Return complete, practical content that fits the requested topic and audience.
"""
def call(topic) do
InstructorLite.instruct(
%{
model: model(:sonnet),
messages: [
%{role: "system", content: @system_prompt},
%{role: "user", content: build_user_prompt(topic)}
]
},
response_model: Response,
adapter: InstructorLite.Adapters.Anthropic,
adapter_context: [api_key: anthropic_key(), http_options: [receive_timeout: 90_000]]
)
end
defp build_user_prompt(topic) do
"Write a post draft about: #{topic}"
end
end
Provider Patterns
Anthropic
InstructorLite.instruct(
%{
model: model(:sonnet),
messages: [
%{role: "system", content: "System prompt"},
%{role: "user", content: "User prompt"}
]
},
response_model: Response,
adapter: InstructorLite.Adapters.Anthropic,
adapter_context: [api_key: anthropic_key(), http_options: [receive_timeout: 90_000]]
)
OpenAI
InstructorLite.instruct(
%{
model: model(:gpt_5),
input: [
%{role: "system", content: "System prompt"},
%{role: "user", content: "User prompt"}
]
},
response_model: Response,
adapter_context: [api_key: openai_key(), http_options: [receive_timeout: 90_000]]
)
Schema Rules
- Use
embedded_schema for the response model.
- Add
@notes with field meanings, allowed values, and nested structure.
- Use
embeds_many when each list item has multiple fields.
- Use
{:array, :string} for simple string lists.
- Add
validate_changeset/2 for business rules the model must satisfy.

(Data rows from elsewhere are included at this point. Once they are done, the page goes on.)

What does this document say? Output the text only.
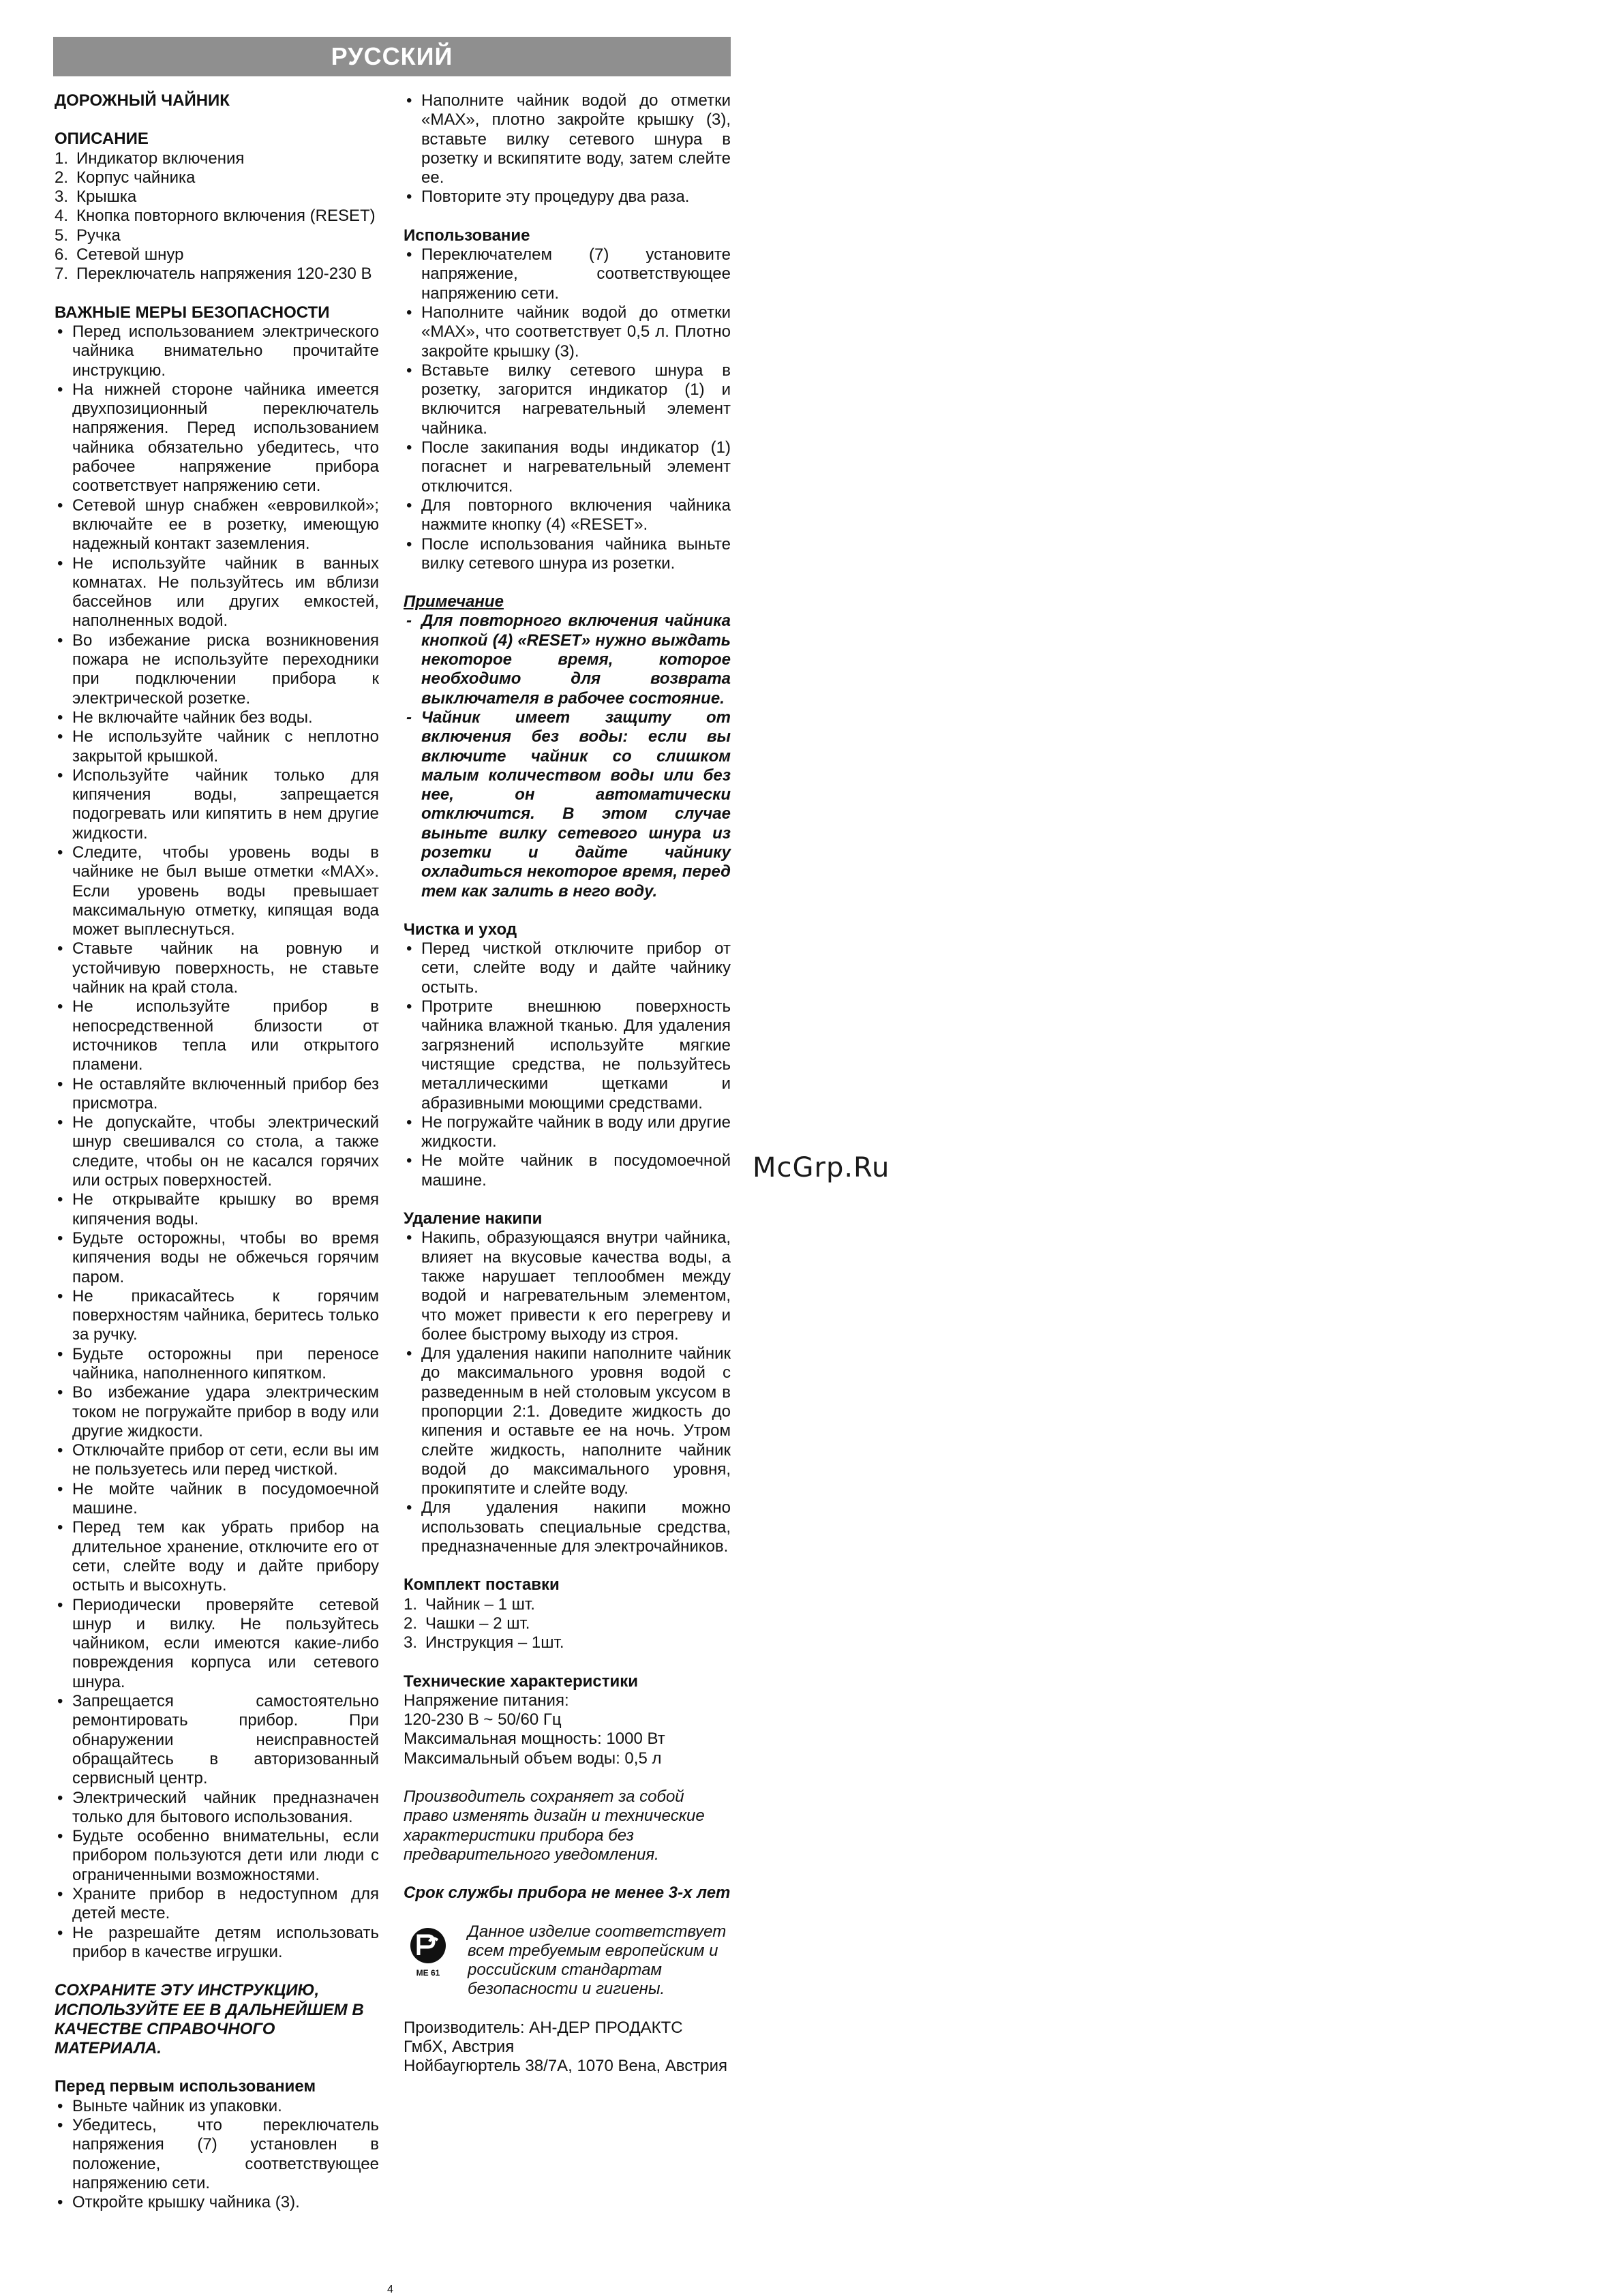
РУССКИЙ
ДОРОЖНЫЙ ЧАЙНИК
ОПИСАНИЕ
1. Индикатор включения
2. Корпус чайника
3. Крышка
4. Кнопка повторного включения (RESET)
5. Ручка
6. Сетевой шнур
7. Переключатель напряжения 120-230 В
ВАЖНЫЕ МЕРЫ БЕЗОПАСНОСТИ
• Перед использованием электрического чайника внимательно прочитайте инструкцию.
• На нижней стороне чайника имеется двухпозиционный переключатель напряжения. Перед использованием чайника обязательно убедитесь, что рабочее напряжение прибора соответствует напряжению сети.
• Сетевой шнур снабжен «евровилкой»; включайте ее в розетку, имеющую надежный контакт заземления.
• Не используйте чайник в ванных комнатах. Не пользуйтесь им вблизи бассейнов или других емкостей, наполненных водой.
• Во избежание риска возникновения пожара не используйте переходники при подключении прибора к электрической розетке.
• Не включайте чайник без воды.
• Не используйте чайник с неплотно закрытой крышкой.
• Используйте чайник только для кипячения воды, запрещается подогревать или кипятить в нем другие жидкости.
• Следите, чтобы уровень воды в чайнике не был выше отметки «MAX». Если уровень воды превышает максимальную отметку, кипящая вода может выплеснуться.
• Ставьте чайник на ровную и устойчивую поверхность, не ставьте чайник на край стола.
• Не используйте прибор в непосредственной близости от источников тепла или открытого пламени.
• Не оставляйте включенный прибор без присмотра.
• Не допускайте, чтобы электрический шнур свешивался со стола, а также следите, чтобы он не касался горячих или острых поверхностей.
• Не открывайте крышку во время кипячения воды.
• Будьте осторожны, чтобы во время кипячения воды не обжечься горячим паром.
• Не прикасайтесь к горячим поверхностям чайника, беритесь только за ручку.
• Будьте осторожны при переносе чайника, наполненного кипятком.
• Во избежание удара электрическим током не погружайте прибор в воду или другие жидкости.
• Отключайте прибор от сети, если вы им не пользуетесь или перед чисткой.
• Не мойте чайник в посудомоечной машине.
• Перед тем как убрать прибор на длительное хранение, отключите его от сети, слейте воду и дайте прибору остыть и высохнуть.
• Периодически проверяйте сетевой шнур и вилку. Не пользуйтесь чайником, если имеются какие-либо повреждения корпуса или сетевого шнура.
• Запрещается самостоятельно ремонтировать прибор. При обнаружении неисправностей обращайтесь в авторизованный сервисный центр.
• Электрический чайник предназначен только для бытового использования.
• Будьте особенно внимательны, если прибором пользуются дети или люди с ограниченными возможностями.
• Храните прибор в недоступном для детей месте.
• Не разрешайте детям использовать прибор в качестве игрушки.
СОХРАНИТЕ ЭТУ ИНСТРУКЦИЮ, ИСПОЛЬЗУЙТЕ ЕЕ В ДАЛЬНЕЙШЕМ В КАЧЕСТВЕ СПРАВОЧНОГО МАТЕРИАЛА.
Перед первым использованием
• Выньте чайник из упаковки.
• Убедитесь, что переключатель напряжения (7) установлен в положение, соответствующее напряжению сети.
• Откройте крышку чайника (3).
• Наполните чайник водой до отметки «MAX», плотно закройте крышку (3), вставьте вилку сетевого шнура в розетку и вскипятите воду, затем слейте ее.
• Повторите эту процедуру два раза.
Использование
• Переключателем (7) установите напряжение, соответствующее напряжению сети.
• Наполните чайник водой до отметки «MAX», что соответствует 0,5 л. Плотно закройте крышку (3).
• Вставьте вилку сетевого шнура в розетку, загорится индикатор (1) и включится нагревательный элемент чайника.
• После закипания воды индикатор (1) погаснет и нагревательный элемент отключится.
• Для повторного включения чайника нажмите кнопку (4) «RESET».
• После использования чайника выньте вилку сетевого шнура из розетки.
Примечание
- Для повторного включения чайника кнопкой (4) «RESET» нужно выждать некоторое время, которое необходимо для возврата выключателя в рабочее состояние.
- Чайник имеет защиту от включения без воды: если вы включите чайник со слишком малым количеством воды или без нее, он автоматически отключится. В этом случае выньте вилку сетевого шнура из розетки и дайте чайнику охладиться некоторое время, перед тем как залить в него воду.
Чистка и уход
• Перед чисткой отключите прибор от сети, слейте воду и дайте чайнику остыть.
• Протрите внешнюю поверхность чайника влажной тканью. Для удаления загрязнений используйте мягкие чистящие средства, не пользуйтесь металлическими щетками и абразивными моющими средствами.
• Не погружайте чайник в воду или другие жидкости.
• Не мойте чайник в посудомоечной машине.
Удаление накипи
• Накипь, образующаяся внутри чайника, влияет на вкусовые качества воды, а также нарушает теплообмен между водой и нагревательным элементом, что может привести к его перегреву и более быстрому выходу из строя.
• Для удаления накипи наполните чайник до максимального уровня водой с разведенным в ней столовым уксусом в пропорции 2:1. Доведите жидкость до кипения и оставьте ее на ночь. Утром слейте жидкость, наполните чайник водой до максимального уровня, прокипятите и слейте воду.
• Для удаления накипи можно использовать специальные средства, предназначенные для электрочайников.
Комплект поставки
1. Чайник – 1 шт.
2. Чашки – 2 шт.
3. Инструкция – 1шт.
Технические характеристики
Напряжение питания:
120-230 В ~ 50/60 Гц
Максимальная мощность: 1000 Вт
Максимальный объем воды: 0,5 л
Производитель сохраняет за собой право изменять дизайн и технические характеристики прибора без предварительного уведомления.
Срок службы прибора не менее 3-х лет
МЕ 61
Данное изделие соответствует всем требуемым европейским и российским стандартам безопасности и гигиены.
Производитель: АН-ДЕР ПРОДАКТС ГмбХ, Австрия
Нойбаугюртель 38/7А, 1070 Вена, Австрия
McGrp.Ru
4
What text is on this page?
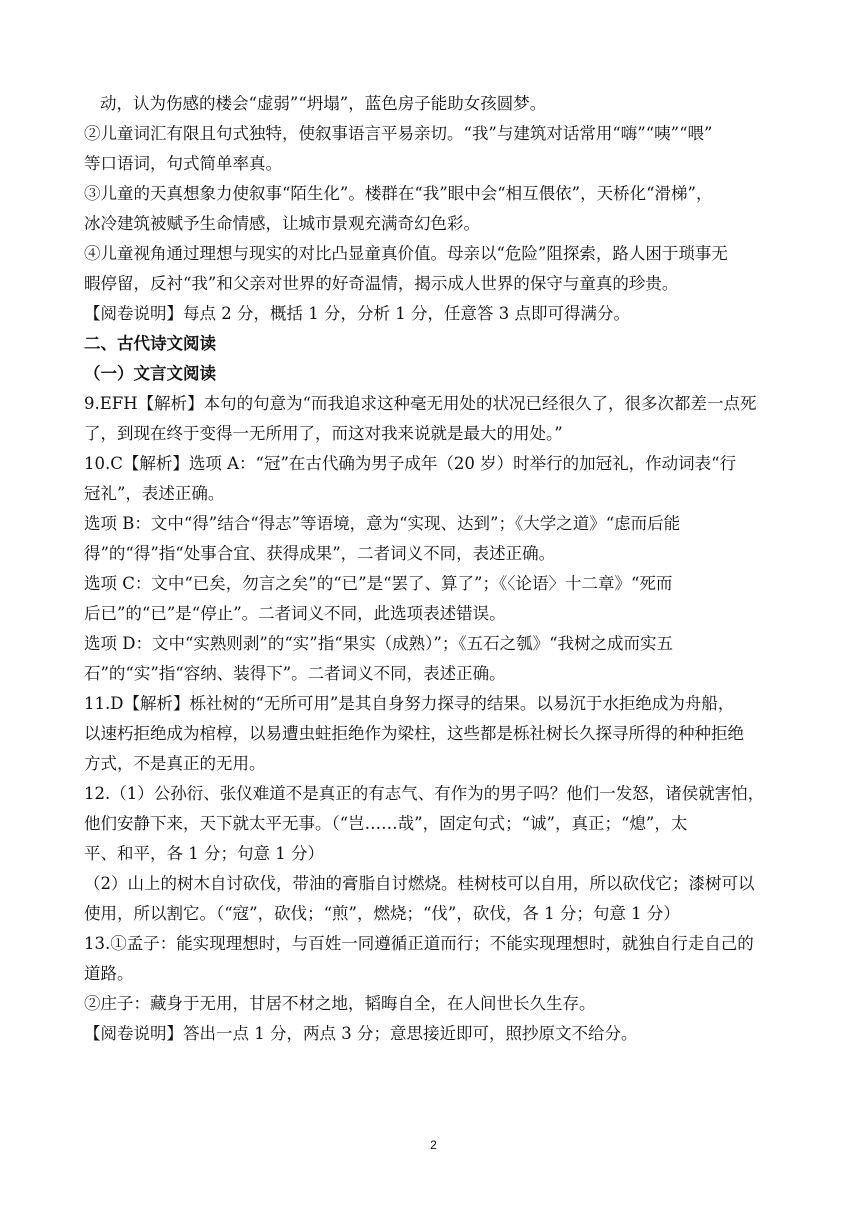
动，认为伤感的楼会“虚弱”“坍塌”，蓝色房子能助女孩圆梦。
②儿童词汇有限且句式独特，使叙事语言平易亲切。“我”与建筑对话常用“嗨”“咦”“喂”
等口语词，句式简单率真。
③儿童的天真想象力使叙事“陌生化”。楼群在“我”眼中会“相互偎依”，天桥化“滑梯”，
冰冷建筑被赋予生命情感，让城市景观充满奇幻色彩。
④儿童视角通过理想与现实的对比凸显童真价值。母亲以“危险”阻探索，路人困于琐事无
暇停留，反衬“我”和父亲对世界的好奇温情，揭示成人世界的保守与童真的珍贵。
【阅卷说明】每点 2 分，概括 1 分，分析 1 分，任意答 3 点即可得满分。
二、古代诗文阅读
（一）文言文阅读
9.EFH【解析】本句的句意为“而我追求这种毫无用处的状况已经很久了，很多次都差一点死
了，到现在终于变得一无所用了，而这对我来说就是最大的用处。”
10.C【解析】选项 A：“冠”在古代确为男子成年（20 岁）时举行的加冠礼，作动词表“行
冠礼”，表述正确。
选项 B：文中“得”结合“得志”等语境，意为“实现、达到”；《大学之道》“虑而后能
得”的“得”指“处事合宜、获得成果”，二者词义不同，表述正确。
选项 C：文中“已矣，勿言之矣”的“已”是“罢了、算了”；《〈论语〉十二章》“死而
后已”的“已”是“停止”。二者词义不同，此选项表述错误。
选项 D：文中“实熟则剥”的“实”指“果实（成熟）”；《五石之瓠》“我树之成而实五
石”的“实”指“容纳、装得下”。二者词义不同，表述正确。
11.D【解析】栎社树的“无所可用”是其自身努力探寻的结果。以易沉于水拒绝成为舟船，
以速朽拒绝成为棺椁，以易遭虫蛀拒绝作为梁柱，这些都是栎社树长久探寻所得的种种拒绝
方式，不是真正的无用。
12.（1）公孙衍、张仪难道不是真正的有志气、有作为的男子吗？他们一发怒，诸侯就害怕，
他们安静下来，天下就太平无事。（“岂……哉”，固定句式；“诚”，真正；“熄”，太
平、和平，各 1 分；句意 1 分）
（2）山上的树木自讨砍伐，带油的膏脂自讨燃烧。桂树枝可以自用，所以砍伐它；漆树可以
使用，所以割它。（“寇”，砍伐；“煎”，燃烧；“伐”，砍伐，各 1 分；句意 1 分）
13.①孟子：能实现理想时，与百姓一同遵循正道而行；不能实现理想时，就独自行走自己的
道路。
②庄子：藏身于无用，甘居不材之地，韬晦自全，在人间世长久生存。
【阅卷说明】答出一点 1 分，两点 3 分；意思接近即可，照抄原文不给分。
2
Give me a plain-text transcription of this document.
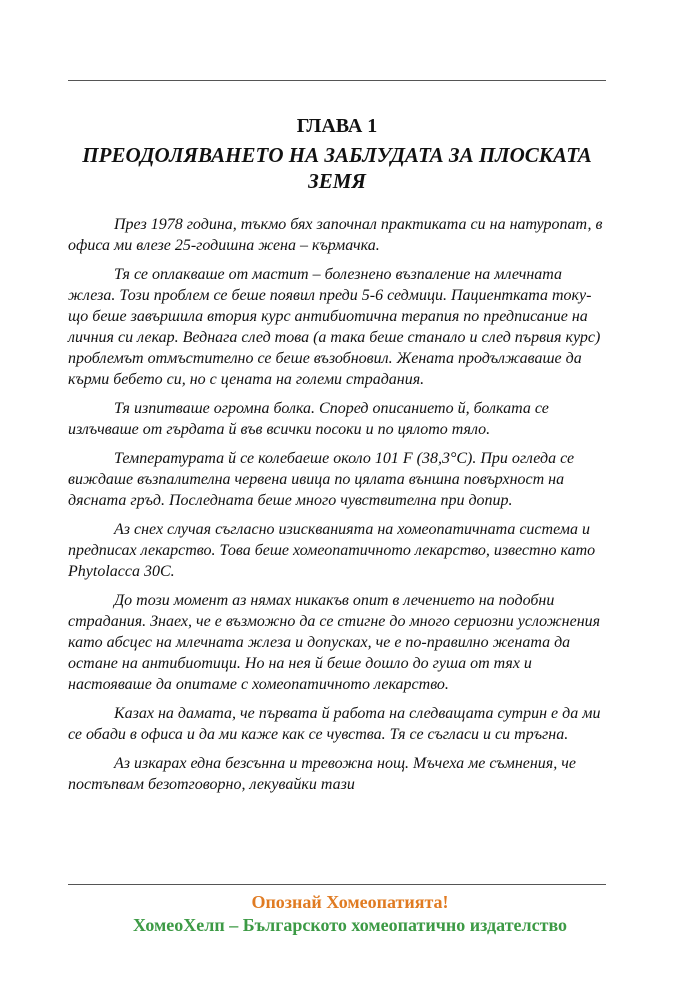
ГЛАВА 1
ПРЕОДОЛЯВАНЕТО НА ЗАБЛУДАТА ЗА ПЛОСКАТА ЗЕМЯ

През 1978 година, тъкмо бях започнал практиката си на натуропат, в офиса ми влезе 25-годишна жена – кърмачка.

Тя се оплакваше от мастит – болезнено възпаление на млечната жлеза. Този проблем се беше появил преди 5-6 седмици. Пациентката току-що беше завършила втория курс антибиотична терапия по предписание на личния си лекар. Веднага след това (а така беше станало и след първия курс) проблемът отмъстително се беше възобновил. Жената продължаваше да кърми бебето си, но с цената на големи страдания.

Тя изпитваше огромна болка. Според описанието й, болката се излъчваше от гърдата й във всички посоки и по цялото тяло.

Температурата й се колебаеше около 101 F (38,3°C). При огледа се виждаше възпалителна червена ивица по цялата външна повърхност на дясната гръд. Последната беше много чувствителна при допир.

Аз снех случая съгласно изискванията на хомеопатичната система и предписах лекарство. Това беше хомеопатичното лекарство, известно като Phytolacca 30C.

До този момент аз нямах никакъв опит в лечението на подобни страдания. Знаех, че е възможно да се стигне до много сериозни усложнения като абсцес на млечната жлеза и допусках, че е по-правилно жената да остане на антибиотици. Но на нея й беше дошло до гуша от тях и настояваше да опитаме с хомеопатичното лекарство.

Казах на дамата, че първата й работа на следващата сутрин е да ми се обади в офиса и да ми каже как се чувства. Тя се съгласи и си тръгна.

Аз изкарах една безсънна и тревожна нощ. Мъчеха ме съмнения, че постъпвам безотговорно, лекувайки тази

Опознай Хомеопатията!

ХомеоХелп – Българското хомеопатично издателство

When to Use Structured Data
- The caller needs validated fields.
- The response feeds forms, workflows, or database writes.
- You need a predictable return shape from the model.
- You want nested entities, not one large blob of text.
Testing
Test structured AI integrations with Mimic so tests never hit real providers.
Mock the boundary you call directly:
# test/test_helper.exs
Mimic.copy(InstructorLite)
ExUnit.start()
defmodule MyApp.Agents.PostsWritePostTest do
use MyApp.DataCase, async: true
use Mimic
test "returns a validated response" do
InstructorLite
|> expect(:instruct, fn _request, opts ->
{:ok, struct(opts[:response_model], %{title: "Hello", summary: "World", tags: [], sections: []})}
end)
assert {:ok, response} = MyApp.Agents.PostsWritePost.call("Phoenix")
assert response.title == "Hello"
end
end
Notes
- Keep
MyApp.Agents as the single source of truth for model strings and API keys.
- Keep each agent focused on one task, not one whole domain.
- Prefer a task-specific module like
MyApp.Agents.PostsWritePost over a generic MyApp.Agents.Posts.